Un édito de Francis Van de Woestyne.

- Publié le 08-08-2020 à 07h04
- Mis à jour le 08-08-2020 à 20h31

Un État N-VA et un État PS dans une Belgique évanescente. Est-ce à cela que vont conduire les négociations politiques actuelles autour de Bart De Wever et Paul Magnette ? Le propos est caricatural mais la crainte est peut-être fondée.
Personne ne conteste qu'il faille réorganiser le foutoir belge. Mais il y a deux manières d'y arriver. Soit dans un contexte belge, soit dans la perspective d'une scission du pays, à laquelle on arriverait par distraction ou par lassitude.
Il faut évidemment saluer la volonté des hommes et des femmes qui tentent de trouver une solution à l'interminable crise politique. Et il y a une logique à associer les deux grands partis de chaque Communauté : la N-VA et le PS. Mais les Flamands ne sont pas tous nationalistes et les francophones ne sont pas tous socialistes. La négociation devrait donc déboucher sur un "compromis". Or, d'après les éléments connus, ce n'est pas un compromis qui se prépare, mais plutôt un "deal" : la N-VA appliquerait son ambition confédérale voire séparatiste et le PS se chargerait du volet social. Résultat ? C'est un peu comme si De Wever était devenu socialiste et Paul Magnette nationaliste…
Pour Bart De Wever, c'est nu of nooit. Il n'a pas aimé la séquence "belge" que le pays vient de vivre et les appels à la refédéralisation de certaines compétences et à la centralisation des décisions. Pour lui, il y a une fenêtre de tir qui devrait lui permettre d'inscrire à jamais son nom en lettre d'or dans le grand livre du nationalisme flamand. Pour cela, il doit entraîner le pays dans la voie d'un confédéralisme poussé à l'extrême. Quitte à faire de la Belgique une coquille vide. Le confédéralisme ne fonctionne nulle part. De plus l'objectif n'est pas d'unir deux États indépendants mais de dissocier un État fédéral.

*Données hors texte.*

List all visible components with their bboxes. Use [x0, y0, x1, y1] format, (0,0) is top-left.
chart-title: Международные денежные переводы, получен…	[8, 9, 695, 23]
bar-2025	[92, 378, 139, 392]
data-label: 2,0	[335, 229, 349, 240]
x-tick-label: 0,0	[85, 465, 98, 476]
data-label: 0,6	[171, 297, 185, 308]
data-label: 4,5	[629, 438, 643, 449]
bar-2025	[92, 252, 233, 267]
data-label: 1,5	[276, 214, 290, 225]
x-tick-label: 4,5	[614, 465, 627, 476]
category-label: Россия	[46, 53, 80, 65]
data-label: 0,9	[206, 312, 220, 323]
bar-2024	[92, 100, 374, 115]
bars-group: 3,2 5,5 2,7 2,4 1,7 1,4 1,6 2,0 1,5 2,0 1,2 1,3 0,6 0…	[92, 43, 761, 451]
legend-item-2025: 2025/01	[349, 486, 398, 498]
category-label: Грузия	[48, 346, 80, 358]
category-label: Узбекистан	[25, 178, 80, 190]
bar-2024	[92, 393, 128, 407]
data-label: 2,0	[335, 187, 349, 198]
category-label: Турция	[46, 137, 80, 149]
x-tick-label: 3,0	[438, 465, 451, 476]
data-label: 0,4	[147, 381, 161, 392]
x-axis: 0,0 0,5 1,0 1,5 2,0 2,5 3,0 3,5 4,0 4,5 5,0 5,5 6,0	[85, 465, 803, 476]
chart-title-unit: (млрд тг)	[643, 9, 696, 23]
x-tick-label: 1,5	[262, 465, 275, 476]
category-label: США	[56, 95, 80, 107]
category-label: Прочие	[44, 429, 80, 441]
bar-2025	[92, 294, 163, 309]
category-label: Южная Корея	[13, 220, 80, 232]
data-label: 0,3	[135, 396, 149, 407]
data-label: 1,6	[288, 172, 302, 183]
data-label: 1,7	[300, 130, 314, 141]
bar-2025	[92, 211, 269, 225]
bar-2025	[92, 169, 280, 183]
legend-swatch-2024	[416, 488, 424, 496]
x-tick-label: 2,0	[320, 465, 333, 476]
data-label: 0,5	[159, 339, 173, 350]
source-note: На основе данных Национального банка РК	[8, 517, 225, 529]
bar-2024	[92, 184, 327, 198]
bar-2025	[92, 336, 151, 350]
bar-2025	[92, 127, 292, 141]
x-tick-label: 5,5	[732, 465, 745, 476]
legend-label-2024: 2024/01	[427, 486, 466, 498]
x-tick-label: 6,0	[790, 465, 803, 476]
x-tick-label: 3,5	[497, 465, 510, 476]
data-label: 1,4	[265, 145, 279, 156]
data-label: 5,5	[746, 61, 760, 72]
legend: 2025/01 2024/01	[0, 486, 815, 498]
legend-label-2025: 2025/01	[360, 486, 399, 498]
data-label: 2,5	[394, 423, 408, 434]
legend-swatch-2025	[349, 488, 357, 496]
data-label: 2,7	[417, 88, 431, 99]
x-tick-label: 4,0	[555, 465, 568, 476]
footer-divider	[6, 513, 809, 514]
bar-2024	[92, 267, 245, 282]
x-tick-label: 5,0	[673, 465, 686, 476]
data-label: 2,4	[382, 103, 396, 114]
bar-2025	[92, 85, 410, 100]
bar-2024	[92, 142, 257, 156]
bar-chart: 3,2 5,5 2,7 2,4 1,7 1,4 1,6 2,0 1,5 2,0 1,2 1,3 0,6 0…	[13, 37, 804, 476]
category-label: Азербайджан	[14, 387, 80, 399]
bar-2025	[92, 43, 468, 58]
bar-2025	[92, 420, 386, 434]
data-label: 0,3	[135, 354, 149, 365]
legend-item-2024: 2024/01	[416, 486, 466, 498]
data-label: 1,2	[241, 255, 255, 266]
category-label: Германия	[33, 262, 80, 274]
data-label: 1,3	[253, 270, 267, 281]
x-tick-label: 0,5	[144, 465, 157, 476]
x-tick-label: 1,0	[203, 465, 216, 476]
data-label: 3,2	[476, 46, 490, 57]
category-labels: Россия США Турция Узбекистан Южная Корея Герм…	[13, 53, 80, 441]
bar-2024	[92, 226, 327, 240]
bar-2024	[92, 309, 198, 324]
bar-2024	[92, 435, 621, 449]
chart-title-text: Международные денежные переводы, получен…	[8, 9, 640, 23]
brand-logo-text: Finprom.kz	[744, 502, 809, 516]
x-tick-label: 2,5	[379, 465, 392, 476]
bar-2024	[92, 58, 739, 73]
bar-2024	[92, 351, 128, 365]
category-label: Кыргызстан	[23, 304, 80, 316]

Pour éviter la mort de cet État, il est indispensable que les francophones à la table exigent des verrous et fassent en sorte que dans le monde d'après, la Wallonie et Bruxelles (dont on semble si peu parler) soient en capacité de se développer plus vite, plus fort qu'aujourd'hui. Comme la Flandre. Il y a des pépites, de beaux succès, au sud du pays, encore trop rares.
La négociation en cours peut stabiliser le pays comme elle peut le disloquer. Les présidents de partis impliqués dans la discussion doivent se comporter en formateurs et non en curateurs.